Ne abbiamo parlato direttamente con gli Snellinberg, che oltre a raccontarci una serie di gustosissime idee sul making of di Bandits on Mars, ci hanno fornito alcune foto scattate durante la lavorazione del videoclip, che più di molte parole ci raccontano un metodo di lavoro autonomo, creativo e di altissima professionalità.
Calibro 35 – Bandits on Mars – Dir: John Snellinberg
Dove è stato girato il video? Le location esterne sono molto suggestive, potete raccontarci qualcosa e magari dirci che tipo di difficoltà avete incontrato?
Il video è stato girato in varie location in giro per la Toscana. Per le scene western abbiamo girato tra i butteri maremmani nella tenuta di Alberese, un posto magnifico. Quando hai a disposizione una location del genere il grosso è fatto, si tratta solo di aspettare che il sole collabori o che le vacche sullo sfondo si spostino per non rovinare la continuity.
Marte è un mix di varie location e fondali ricostruiti grazie al green screen. Siamo molto soddisfatti del risultato finale.
E quelle interne dove si svolge il duello? È un green screen o cos’altro?
Il duello è stato girato all’interno del Museo Pecci di Prato. Il vecchio corridoio che collega gli uffici è praticamente l’interno di un’astronave. Abbiamo applicato un green screen ad un lato del corridoio per moltiplicare la prospettiva e disorientare gli spettatori che conoscono il posto.

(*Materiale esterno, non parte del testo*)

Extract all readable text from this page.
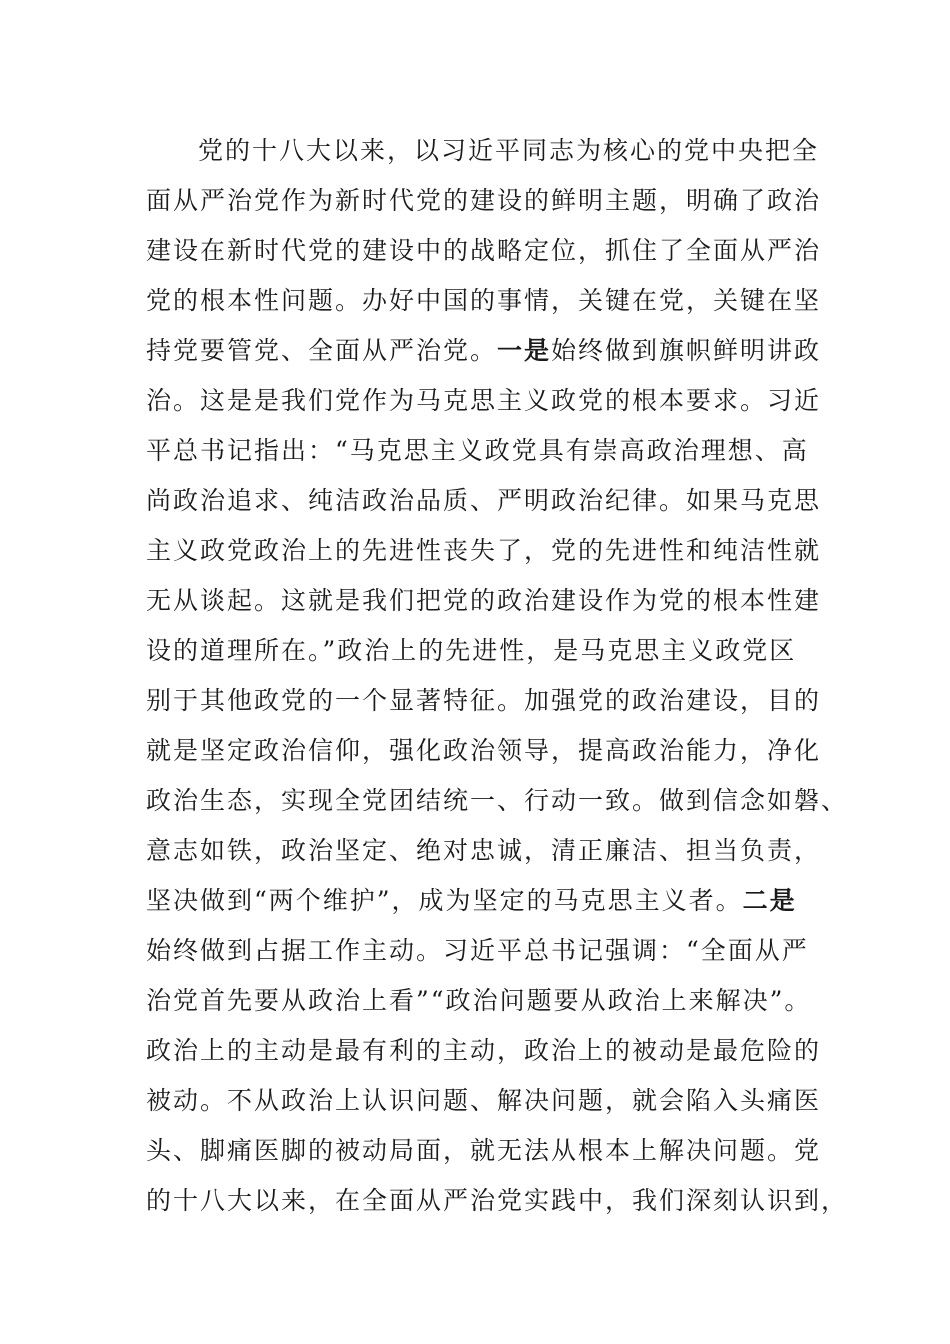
党的十八大以来，以习近平同志为核心的党中央把全
面从严治党作为新时代党的建设的鲜明主题，明确了政治
建设在新时代党的建设中的战略定位，抓住了全面从严治
党的根本性问题。办好中国的事情，关键在党，关键在坚
持党要管党、全面从严治党。一是始终做到旗帜鲜明讲政
治。这是是我们党作为马克思主义政党的根本要求。习近
平总书记指出：“马克思主义政党具有崇高政治理想、高
尚政治追求、纯洁政治品质、严明政治纪律。如果马克思
主义政党政治上的先进性丧失了，党的先进性和纯洁性就
无从谈起。这就是我们把党的政治建设作为党的根本性建
设的道理所在。”政治上的先进性，是马克思主义政党区
别于其他政党的一个显著特征。加强党的政治建设，目的
就是坚定政治信仰，强化政治领导，提高政治能力，净化
政治生态，实现全党团结统一、行动一致。做到信念如磐、
意志如铁，政治坚定、绝对忠诚，清正廉洁、担当负责，
坚决做到“两个维护”，成为坚定的马克思主义者。二是
始终做到占据工作主动。习近平总书记强调：“全面从严
治党首先要从政治上看”“政治问题要从政治上来解决”。
政治上的主动是最有利的主动，政治上的被动是最危险的
被动。不从政治上认识问题、解决问题，就会陷入头痛医
头、脚痛医脚的被动局面，就无法从根本上解决问题。党
的十八大以来，在全面从严治党实践中，我们深刻认识到，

Vi siete ispirati solamente al cinema di genere italiano dei sessanta e dei settanta (Bava, Margheriti, il Petri de “La decima vittima”, il Cozzi di Starcrash) o c’è qualcosa in più, per esempio John Carpenter?
Tra le ispirazioni ci sono sicuramente gli italiani che citi e che amiamo molto, come ci sono Corbucci e Leone per la parte western. Nello sguardo finale di Roslyn più che a Terminator pensavamo a Fulci. La musica dei Calibro ha la capacità di dettare non solo il ritmo delle sequenze ma anche lo stesso immaginario.
Carpenter rappresenta per noi un’influenza e un modello costante. Per l’ironia, per lo stile classicissimo, per il rapporto con il genere. Prima o poi speriamo di riuscire a realizzare quell’horror marxista-carpenteriano che abbiamo nel cassetto.
Mi sembra che la clip sintetizzi al meglio lo spirito di quel cinema di genere italiano a cui vi riferite con i modi attraverso i quali il videoclip contemporaneo si sta evolvendo. Nel primo caso un’arte peculiarmente combinatoria (penso alle commistioni tra generi diversi nei film di fantascienza di Margheriti), nel secondo caso una libertà mai vista al tempo delle televisioni tematiche, nella combinazione di formati e linguaggi diversi. Che ne pensate, e soprattutto quanto istinto e quanto cervello c’è in quello che fate?
Sulla combinazione tra i generi ed i linguaggi, è tutto molto istintivo. Non studiamo mai a tavolino quali ingredienti diversi combinare, è tutto frutto dell’idea del momento, del divertimento e del gusto per il cinema. Ci sentiamo molto liberi di includere tutti gli elementi della cultura cinematografica e pop che ci appartengono ormai ad un livello quasi inconscio. In questo senso, quello che dici sulla libertà garantita dai videoclip è vero, ma da questo punto di vista noi ci avviciniamo al cinema e ai video con la stessa libertà creativa.
Gli effetti speciali. La resa mi sembra fenomenale, sono belli da vedere e allo stesso tempo non perdono quel senso artigianale che li fa apparire umanissimi oltre che divertenti. Come vi siete avvicinati a questo aspetto? Senza per forza doverci svelare segreti che magari non volete svelare, ci incuriosiva la relazione tra artigianato e digitale. Quando Bava era davvero un pioniere degli effetti visivi, tutto era legato alla dimensione “chimica” e “ottica”. Nel vostro caso invece?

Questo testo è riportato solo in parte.